We conducted a prospective, observational, predefined sub-study within the FINNish Acute Kidney Injury (FINNAKI) study. This study included all elective ICU admissions with expected ICU stay of more than 24 hours and all emergency admissions from September to November 2011. To study the age of RBCs, we classified transfused patients into quartiles according to the age of oldest transfused RBC unit in the ICU. AKI was defined according to KDIGO (Kidney Disease: Improving Global Outcomes) criteria.
Out of 1798 patients, 652 received at least one RBC unit. The median [interquartile range] age of the oldest RBC unit transfused was 12 [11-13] days in the freshest quartile and 21 [17-27] days in the quartiles 2 to 4. On logistic regression, RBC age was not associated with the development of KDIGO stage 3 AKI. Patients in the quartile of freshest RBCs had lower crude hospital and 90-day mortality rates compared to those in the quartiles of older blood. After adjustments, older RBC age was associated with significantly increased risk for hospital mortality. Age, Simplified Acute Physiology Score II (SAPS II)-score without age points, maximum Sequental Organ Failure Assessment (SOFA) score and the total number of transfused RBC units were independently associated with 90-day mortality.
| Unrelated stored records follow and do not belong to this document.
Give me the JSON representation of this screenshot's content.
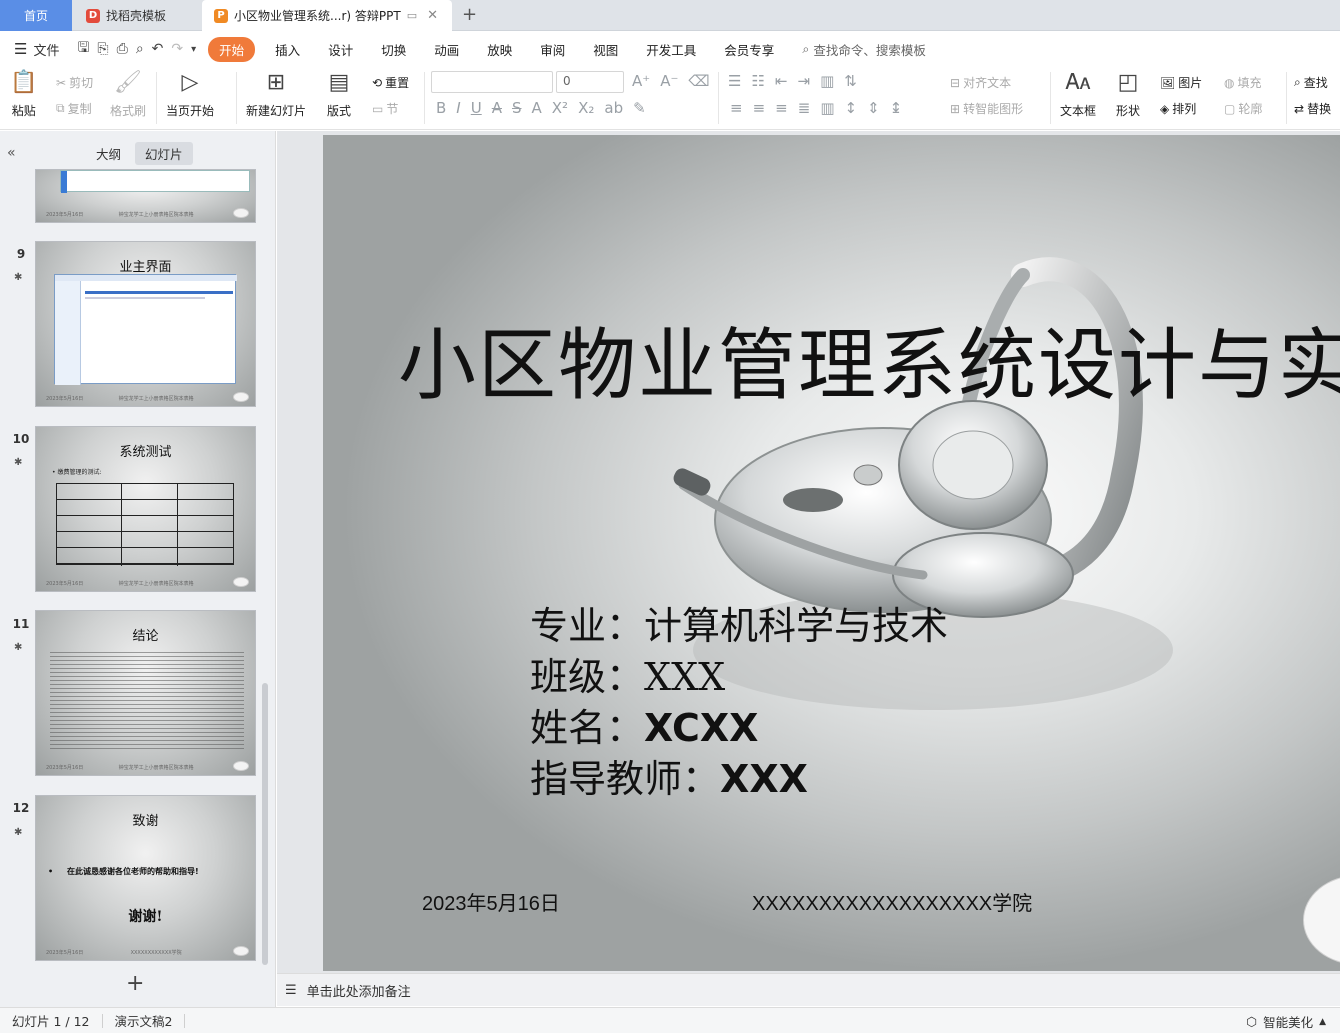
{
  "tabs": {
    "home": "首页",
    "template": "找稻壳模板",
    "doc_title": "小区物业管理系统...r)  答辩PPT"
  },
  "menu": {
    "file": "文件",
    "items": [
      "开始",
      "插入",
      "设计",
      "切换",
      "动画",
      "放映",
      "审阅",
      "视图",
      "开发工具",
      "会员专享"
    ],
    "search": "查找命令、搜索模板"
  },
  "ribbon": {
    "paste": "粘贴",
    "cut": "剪切",
    "copy": "复制",
    "format_painter": "格式刷",
    "from_current": "当页开始",
    "new_slide": "新建幻灯片",
    "layout": "版式",
    "reset": "重置",
    "section": "节",
    "font_size": "0",
    "align_text": "对齐文本",
    "smart_art": "转智能图形",
    "textbox": "文本框",
    "shape": "形状",
    "picture": "图片",
    "arrange": "排列",
    "fill": "填充",
    "outline": "轮廓",
    "find": "查找",
    "replace": "替换"
  },
  "left_panel": {
    "tab_outline": "大纲",
    "tab_slides": "幻灯片",
    "thumbs": [
      {
        "num": "",
        "title": "",
        "foot_left": "2023年5月16日",
        "foot_right": "钟宝龙学工上小册表格区院本表格"
      },
      {
        "num": "9",
        "title": "业主界面",
        "foot_left": "2023年5月16日",
        "foot_right": "钟宝龙学工上小册表格区院本表格"
      },
      {
        "num": "10",
        "title": "系统测试",
        "foot_left": "2023年5月16日",
        "foot_right": "钟宝龙学工上小册表格区院本表格"
      },
      {
        "num": "11",
        "title": "结论",
        "foot_left": "2023年5月16日",
        "foot_right": "钟宝龙学工上小册表格区院本表格"
      },
      {
        "num": "12",
        "title": "致谢",
        "foot_left": "2023年5月16日",
        "foot_right": "XXXXXXXXXXXX学院"
      }
    ],
    "thumb10_bullet": "缴费管理的测试:",
    "thumb12_line": "在此诚恳感谢各位老师的帮助和指导!",
    "thumb12_thanks": "谢谢!"
  },
  "slide": {
    "title": "小区物业管理系统设计与实",
    "major_label": "专业：",
    "major": "计算机科学与技术",
    "class_label": "班级：",
    "class": "XXX",
    "name_label": "姓名：",
    "name": "XCXX",
    "advisor_label": "指导教师：",
    "advisor": "XXX",
    "date": "2023年5月16日",
    "college": "XXXXXXXXXXXXXXXXXX学院"
  },
  "notes": {
    "placeholder": "单击此处添加备注"
  },
  "status": {
    "slide_count": "幻灯片 1 / 12",
    "theme": "演示文稿2",
    "smart_beautify": "智能美化"
  },
  "colors": {
    "accent": "#f07a3a",
    "home_tab": "#5a8ee6"
  }
}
The age of transfused RBC units was independently associated with hospital mortality but not with 90-day mortality or KDIGO stage 3 AKI. The number of transfused RBC units was an independent risk factor for 90-day mortality.
输注红细胞(RBC),尤其是较陈旧的红细胞,与危重症患者短期死亡率增加有关。我们评估了输注红细胞的年龄与危重症患者急性肾损伤(AKI)、住院及90天死亡率之间的关联。
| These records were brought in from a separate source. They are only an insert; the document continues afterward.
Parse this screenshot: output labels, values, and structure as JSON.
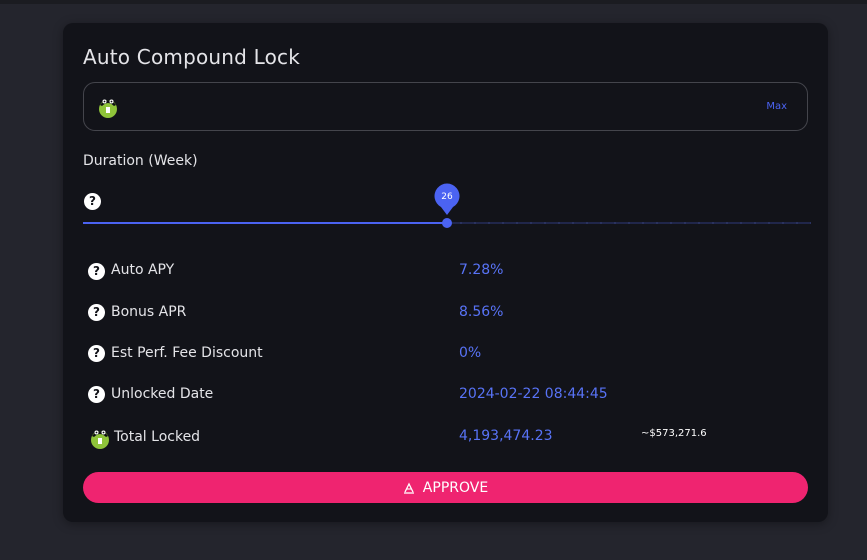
{
  "card": {
    "title": "Auto Compound Lock"
  },
  "amount": {
    "value": "",
    "placeholder": "",
    "max_label": "Max",
    "token_icon": "token-logo-icon"
  },
  "duration": {
    "label": "Duration (Week)",
    "value": "26",
    "min": 0,
    "max": 52
  },
  "stats": [
    {
      "label": "Auto APY",
      "value": "7.28%"
    },
    {
      "label": "Bonus APR",
      "value": "8.56%"
    },
    {
      "label": "Est Perf. Fee Discount",
      "value": "0%"
    },
    {
      "label": "Unlocked Date",
      "value": "2024-02-22 08:44:45"
    },
    {
      "label": "Total Locked",
      "value": "4,193,474.23",
      "usd": "~$573,271.6"
    }
  ],
  "approve": {
    "label": "APPROVE"
  },
  "colors": {
    "accent": "#5873f6",
    "slider": "#4b63f2",
    "button": "#ef2470",
    "card": "#121319",
    "background": "#24252d"
  }
}
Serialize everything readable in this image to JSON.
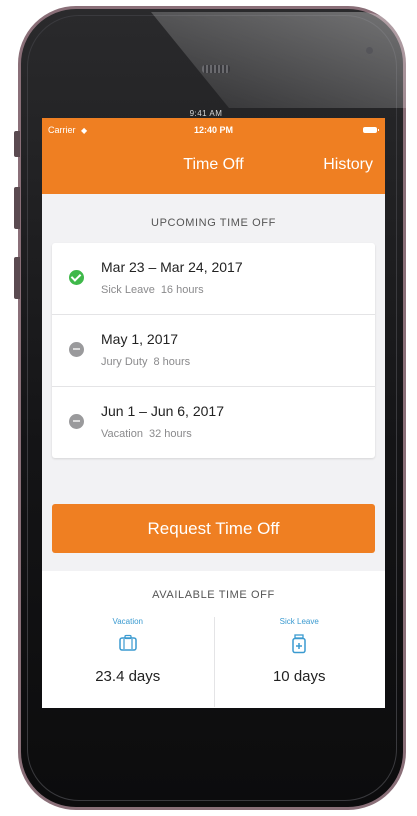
{
  "device": {
    "label": "9:41 AM"
  },
  "status_bar": {
    "carrier": "Carrier",
    "time": "12:40 PM"
  },
  "nav": {
    "title": "Time Off",
    "history_label": "History"
  },
  "upcoming": {
    "title": "UPCOMING TIME OFF",
    "items": [
      {
        "dates": "Mar 23 – Mar 24, 2017",
        "type": "Sick Leave",
        "hours": "16 hours",
        "status": "approved"
      },
      {
        "dates": "May 1, 2017",
        "type": "Jury Duty",
        "hours": "8 hours",
        "status": "pending"
      },
      {
        "dates": "Jun 1 – Jun 6, 2017",
        "type": "Vacation",
        "hours": "32 hours",
        "status": "pending"
      }
    ]
  },
  "request_button": {
    "label": "Request Time Off"
  },
  "available": {
    "title": "AVAILABLE TIME OFF",
    "columns": [
      {
        "label": "Vacation",
        "icon": "suitcase-icon",
        "value": "23.4 days"
      },
      {
        "label": "Sick Leave",
        "icon": "medicine-bottle-icon",
        "value": "10 days"
      }
    ]
  },
  "colors": {
    "accent": "#ef7f22",
    "approved": "#3fb84a",
    "pending": "#9a9a9c",
    "link": "#3a9ad0"
  }
}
我们在芬兰急性肾损伤(FINNAKI)研究中进行了一项前瞻性、观察性、预先定义的子研究。该研究纳入了所有预计在重症监护病房(ICU)停留超过24小时的择期入院患者以及2011年9月至11月期间的所有急诊入院患者。为研究红细胞的年龄,我们根据ICU中输注的最陈旧红细胞单位的年龄将输注患者分为四分位数。AKI根据KDIGO(改善全球肾脏病预后)标准定义。
在1798例患者中,652例接受了至少一个红细胞单位。在最新鲜的四分位数中,输注的最陈旧红细胞单位的中位[四分位间距]年龄为12[11 - 13]天,在第2至4四分位数中为21[17 - 27]天。在逻辑回归分析中,红细胞年龄与KDIGO 3期AKI的发生无关。与输注较陈旧血液的四分位数患者相比,最新鲜红细胞四分位数的患者粗住院率和90天死亡率较低。调整后,较陈旧的红细胞年龄与住院死亡率显著增加的风险相关。年龄、无年龄点的简化急性生理学评分II(SAPS II)、最高序贯器官衰竭评估(SOFA)评分以及输注的红细胞单位总数与90天死亡率独立相关。
输注红细胞单位的年龄与住院死亡率独立相关,但与90天死亡率或KDIGO 3期AKI无关。输注的红细胞单位数量是90天死亡率 的独立危险因素。